Bartending school
Bartending is een beroep sinds de Romeinse tijd. Tot 1700 was er geen behoefte aan een bartending-school, omdat alcohol alleen uit bier, wijn en bier bestond in plaats van uit mixdrankjes. De eigenaren van bierhuizen en tavernes schonken zelf alcohol en trainden zelf nieuw bedienend personeel.
Na de intrekking van het verbod in 1933 werden zelfstandige bars en bars in restaurants heropend en moesten bedrijven barmannen inhuren massaal. Het was voor een individuele barman niet langer mogelijk om de nieuwe arbeiders op te leiden, en daarom werden voor het eerst bartenderscholen opgericht. Volgens een korte nieuwsfout in Reading Eagle uit 1934, “schieten de barmanscholen een tijdje terug als paddestoelen uit de grond in het landhuis van de Tom Thumb-golfbanen”. Een school bood een “drie weken durende cursus aan in het rudimentair mengen van dranken, waarbij de meervoudige brouwsels van vóór het verbod werden gevormd”. De lessen bestonden uit periodes van anderhalf uur, vijf dagen per week.

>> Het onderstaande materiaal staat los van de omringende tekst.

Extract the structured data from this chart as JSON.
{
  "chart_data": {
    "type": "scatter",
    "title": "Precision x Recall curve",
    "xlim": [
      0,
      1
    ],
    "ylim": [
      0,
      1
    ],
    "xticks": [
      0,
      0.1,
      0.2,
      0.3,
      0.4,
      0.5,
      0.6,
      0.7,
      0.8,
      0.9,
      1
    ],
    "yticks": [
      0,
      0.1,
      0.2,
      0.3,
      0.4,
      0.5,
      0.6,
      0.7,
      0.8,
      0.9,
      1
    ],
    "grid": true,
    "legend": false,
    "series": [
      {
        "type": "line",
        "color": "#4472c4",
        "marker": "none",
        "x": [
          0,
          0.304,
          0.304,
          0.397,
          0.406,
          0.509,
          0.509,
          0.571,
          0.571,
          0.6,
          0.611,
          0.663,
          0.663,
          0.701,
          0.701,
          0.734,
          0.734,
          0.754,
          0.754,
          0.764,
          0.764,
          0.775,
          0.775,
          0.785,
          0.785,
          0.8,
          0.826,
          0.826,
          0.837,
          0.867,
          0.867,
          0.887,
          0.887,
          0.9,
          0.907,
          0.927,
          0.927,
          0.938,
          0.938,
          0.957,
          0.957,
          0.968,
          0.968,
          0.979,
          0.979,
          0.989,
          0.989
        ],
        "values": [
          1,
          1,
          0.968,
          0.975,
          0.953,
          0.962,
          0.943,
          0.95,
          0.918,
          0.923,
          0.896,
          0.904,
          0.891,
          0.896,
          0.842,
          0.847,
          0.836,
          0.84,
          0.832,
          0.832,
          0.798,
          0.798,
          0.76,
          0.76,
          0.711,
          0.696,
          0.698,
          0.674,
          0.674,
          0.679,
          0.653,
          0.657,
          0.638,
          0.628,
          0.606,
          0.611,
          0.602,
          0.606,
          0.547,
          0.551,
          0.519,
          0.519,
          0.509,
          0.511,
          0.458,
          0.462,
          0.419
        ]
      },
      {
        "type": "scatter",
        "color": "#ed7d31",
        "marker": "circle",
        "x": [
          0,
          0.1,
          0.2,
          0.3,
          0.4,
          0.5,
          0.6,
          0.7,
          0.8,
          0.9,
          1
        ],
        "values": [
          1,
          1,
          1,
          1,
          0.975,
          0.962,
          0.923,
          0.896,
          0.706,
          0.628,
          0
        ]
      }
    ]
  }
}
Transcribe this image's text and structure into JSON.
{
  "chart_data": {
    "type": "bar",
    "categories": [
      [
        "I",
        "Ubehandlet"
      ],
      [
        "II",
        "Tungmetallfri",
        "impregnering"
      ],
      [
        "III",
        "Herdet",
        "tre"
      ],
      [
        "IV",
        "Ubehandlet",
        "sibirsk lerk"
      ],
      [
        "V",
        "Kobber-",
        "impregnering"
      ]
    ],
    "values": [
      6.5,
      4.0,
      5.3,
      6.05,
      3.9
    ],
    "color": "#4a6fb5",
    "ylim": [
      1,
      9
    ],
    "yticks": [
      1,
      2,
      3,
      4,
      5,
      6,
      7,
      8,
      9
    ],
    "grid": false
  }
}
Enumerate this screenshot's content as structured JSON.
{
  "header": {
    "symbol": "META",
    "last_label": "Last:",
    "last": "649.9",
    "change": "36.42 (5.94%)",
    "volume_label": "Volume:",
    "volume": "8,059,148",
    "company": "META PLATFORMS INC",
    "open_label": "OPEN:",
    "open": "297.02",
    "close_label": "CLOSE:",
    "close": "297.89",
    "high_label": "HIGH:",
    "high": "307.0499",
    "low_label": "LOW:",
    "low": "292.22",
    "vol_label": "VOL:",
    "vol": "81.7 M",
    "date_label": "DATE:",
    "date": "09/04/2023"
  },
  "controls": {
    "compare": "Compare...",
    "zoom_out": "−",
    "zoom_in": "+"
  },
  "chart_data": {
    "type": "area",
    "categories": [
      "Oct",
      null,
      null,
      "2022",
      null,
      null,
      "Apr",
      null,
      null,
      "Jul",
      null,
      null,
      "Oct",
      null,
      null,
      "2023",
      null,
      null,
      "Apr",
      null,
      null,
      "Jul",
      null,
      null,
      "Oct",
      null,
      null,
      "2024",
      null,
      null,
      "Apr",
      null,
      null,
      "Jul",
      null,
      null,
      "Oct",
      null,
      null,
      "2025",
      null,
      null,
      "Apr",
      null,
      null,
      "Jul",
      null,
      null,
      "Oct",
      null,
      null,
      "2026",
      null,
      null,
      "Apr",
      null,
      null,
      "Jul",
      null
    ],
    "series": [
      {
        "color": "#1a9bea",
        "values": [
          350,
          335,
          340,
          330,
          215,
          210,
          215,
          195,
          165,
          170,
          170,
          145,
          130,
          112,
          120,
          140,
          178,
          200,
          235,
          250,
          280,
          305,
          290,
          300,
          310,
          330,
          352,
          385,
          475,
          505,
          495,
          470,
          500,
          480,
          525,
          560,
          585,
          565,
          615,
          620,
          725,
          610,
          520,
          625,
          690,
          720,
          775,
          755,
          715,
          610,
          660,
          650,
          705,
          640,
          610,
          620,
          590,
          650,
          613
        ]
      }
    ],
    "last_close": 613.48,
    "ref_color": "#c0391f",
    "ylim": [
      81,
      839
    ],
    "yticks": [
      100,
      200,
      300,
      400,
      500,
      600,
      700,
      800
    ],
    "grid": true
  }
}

Bartending-scholen waren decennialang populair in verschillende steden in de Verenigde Staten. In 1955 werden banen in dienstverlenende beroepen zoals verpleging en bartending overtroffen werk op de boerderij als de op twee na grootste categorie van werkgelegenheid in de economie.
Universiteiten zoals Columbia en Yale hebben sinds de jaren zeventig bartenderscholen. Meestal werken deze studenten bij studentenverenigingen.